Here's how this could integrate with the existing `RiverNcGenerator`:

In [None]:
# Proposed ExtendedTimeSeriesSource for xfvcom/io/sources/extended.py

from xfvcom.io.sources.base import BaseForcingSource

class ExtendedTimeSeriesSource(BaseForcingSource):
    """
    Time series source with automatic extension capabilities.
    
    This would be a new source type that extends existing time series
    data when the requested time range exceeds the available data.
    """
    
    def __init__(self, 
                 path: Path,
                 river_name: str = None,
                 extend_method: str = 'ffill',
                 input_tz: str = "Asia/Tokyo"):
        self.path = path
        self.river_name = river_name
        self.extend_method = extend_method
        self.input_tz = input_tz
        
        # Load data using existing xfvcom utility
        self.data = load_timeseries_table(path)
        
    def get_series(self, var_name: str, out_times: np.ndarray) -> np.ndarray:
        """
        Get time series, automatically extending if needed.
        """
        # Convert out_times from MJD to datetime
        mjd_epoch = pd.Timestamp('1858-11-17')
        out_datetime = pd.to_datetime(out_times * 86400, unit='s', origin=mjd_epoch)
        
        # Get column name
        col = self.river_name if self.river_name else var_name
        
        if col not in self.data.columns:
            raise KeyError(f"Column {col} not found in {self.path}")
        
        # Check if extension is needed
        if out_datetime[-1] > self.data.index[-1]:
            # Extend the data
            if self.extend_method == 'ffill':
                extended = extend_timeseries_ffill(
                    self.data[[col]], 
                    out_datetime[-1]
                )
                return extended[col].reindex(out_datetime).values
        
        # No extension needed, use regular interpolation
        return self.data[col].reindex(out_datetime, method='nearest').values

# Example usage in YAML configuration:
yaml_config = """
# This would go in a YAML config file for RiverNcGenerator
time_series:
  Shibaura: "shibaura_data.csv:flux,temp,salt"
  
# New: Extended time series with automatic forward fill
extended_time_series:
  Shibaura: 
    file: "shibaura_data.csv"
    method: "ffill"  # or "linear", "seasonal"
    extend_to: "2025-12-31"
"""

print("ExtendedTimeSeriesSource class defined")
print("This would allow automatic extension within the existing generator framework")

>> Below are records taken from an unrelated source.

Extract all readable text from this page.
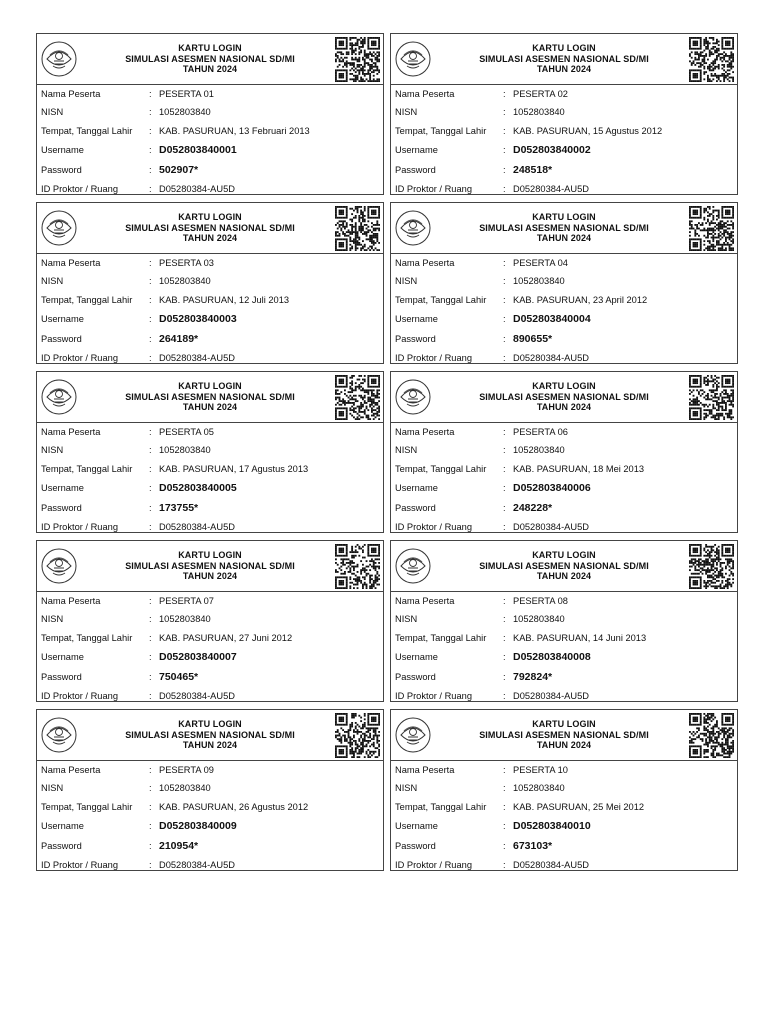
KARTU LOGIN
SIMULASI ASESMEN NASIONAL SD/MI
TAHUN 2024
Nama Peserta	: PESERTA 01
NISN	: 1052803840
Tempat, Tanggal Lahir : KAB. PASURUAN, 13 Februari 2013
Username	: D052803840001
Password	: 502907*
ID Proktor / Ruang	: D05280384-AU5D
KARTU LOGIN
SIMULASI ASESMEN NASIONAL SD/MI
TAHUN 2024
Nama Peserta	: PESERTA 02
NISN	: 1052803840
Tempat, Tanggal Lahir : KAB. PASURUAN, 15 Agustus 2012
Username	: D052803840002
Password	: 248518*
ID Proktor / Ruang	: D05280384-AU5D
KARTU LOGIN
SIMULASI ASESMEN NASIONAL SD/MI
TAHUN 2024
Nama Peserta	: PESERTA 03
NISN	: 1052803840
Tempat, Tanggal Lahir : KAB. PASURUAN, 12 Juli 2013
Username	: D052803840003
Password	: 264189*
ID Proktor / Ruang	: D05280384-AU5D
KARTU LOGIN
SIMULASI ASESMEN NASIONAL SD/MI
TAHUN 2024
Nama Peserta	: PESERTA 04
NISN	: 1052803840
Tempat, Tanggal Lahir : KAB. PASURUAN, 23 April 2012
Username	: D052803840004
Password	: 890655*
ID Proktor / Ruang	: D05280384-AU5D
KARTU LOGIN
SIMULASI ASESMEN NASIONAL SD/MI
TAHUN 2024
Nama Peserta	: PESERTA 05
NISN	: 1052803840
Tempat, Tanggal Lahir : KAB. PASURUAN, 17 Agustus 2013
Username	: D052803840005
Password	: 173755*
ID Proktor / Ruang	: D05280384-AU5D
KARTU LOGIN
SIMULASI ASESMEN NASIONAL SD/MI
TAHUN 2024
Nama Peserta	: PESERTA 06
NISN	: 1052803840
Tempat, Tanggal Lahir : KAB. PASURUAN, 18 Mei 2013
Username	: D052803840006
Password	: 248228*
ID Proktor / Ruang	: D05280384-AU5D
KARTU LOGIN
SIMULASI ASESMEN NASIONAL SD/MI
TAHUN 2024
Nama Peserta	: PESERTA 07
NISN	: 1052803840
Tempat, Tanggal Lahir : KAB. PASURUAN, 27 Juni 2012
Username	: D052803840007
Password	: 750465*
ID Proktor / Ruang	: D05280384-AU5D
KARTU LOGIN
SIMULASI ASESMEN NASIONAL SD/MI
TAHUN 2024
Nama Peserta	: PESERTA 08
NISN	: 1052803840
Tempat, Tanggal Lahir : KAB. PASURUAN, 14 Juni 2013
Username	: D052803840008
Password	: 792824*
ID Proktor / Ruang	: D05280384-AU5D
KARTU LOGIN
SIMULASI ASESMEN NASIONAL SD/MI
TAHUN 2024
Nama Peserta	: PESERTA 09
NISN	: 1052803840
Tempat, Tanggal Lahir : KAB. PASURUAN, 26 Agustus 2012
Username	: D052803840009
Password	: 210954*
ID Proktor / Ruang	: D05280384-AU5D
KARTU LOGIN
SIMULASI ASESMEN NASIONAL SD/MI
TAHUN 2024
Nama Peserta	: PESERTA 10
NISN	: 1052803840
Tempat, Tanggal Lahir : KAB. PASURUAN, 25 Mei 2012
Username	: D052803840010
Password	: 673103*
ID Proktor / Ruang	: D05280384-AU5D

## Summary of Improvements

### 1. **Code Reduction**
- From ~400 lines to ~150 lines of core functionality
- Reusable functions that can be added to xfvcom

### 2. **Better Integration**
- Uses `load_timeseries_table()` from xfvcom
- Compatible with existing `BaseForcingSource` infrastructure
- Works with YAML configuration system

### 3. **Proposed xfvcom Extensions**

#### A. `xfvcom/utils/time_utils.py`:
- `decode_fvcom_time()`: Decode MJD format
- `encode_fvcom_time()`: Encode to MJD format
- `to_mjd()`: Centralized MJD conversion

#### B. `xfvcom/utils/timeseries_utils.py` (new):
- `extend_timeseries_ffill()`: Forward fill extension
- `extend_timeseries_linear()`: Linear extrapolation
- `extend_timeseries_seasonal()`: Seasonal pattern repetition

#### C. `xfvcom/io/netcdf_utils.py` (new):
- `read_fvcom_river_nc()`: Read river NetCDF files
- `write_fvcom_river_nc()`: Write river NetCDF files
- `extend_river_nc_file()`: High-level extension function

#### D. `xfvcom/io/sources/extended.py` (new):
- `ExtendedTimeSeriesSource`: Auto-extending data source

### 4. **Benefits**
- Consistent with xfvcom's design philosophy
- Reusable across different forcing types (river, met, groundwater)
- Maintains FVCOM format compatibility
- Integrates with existing YAML configuration system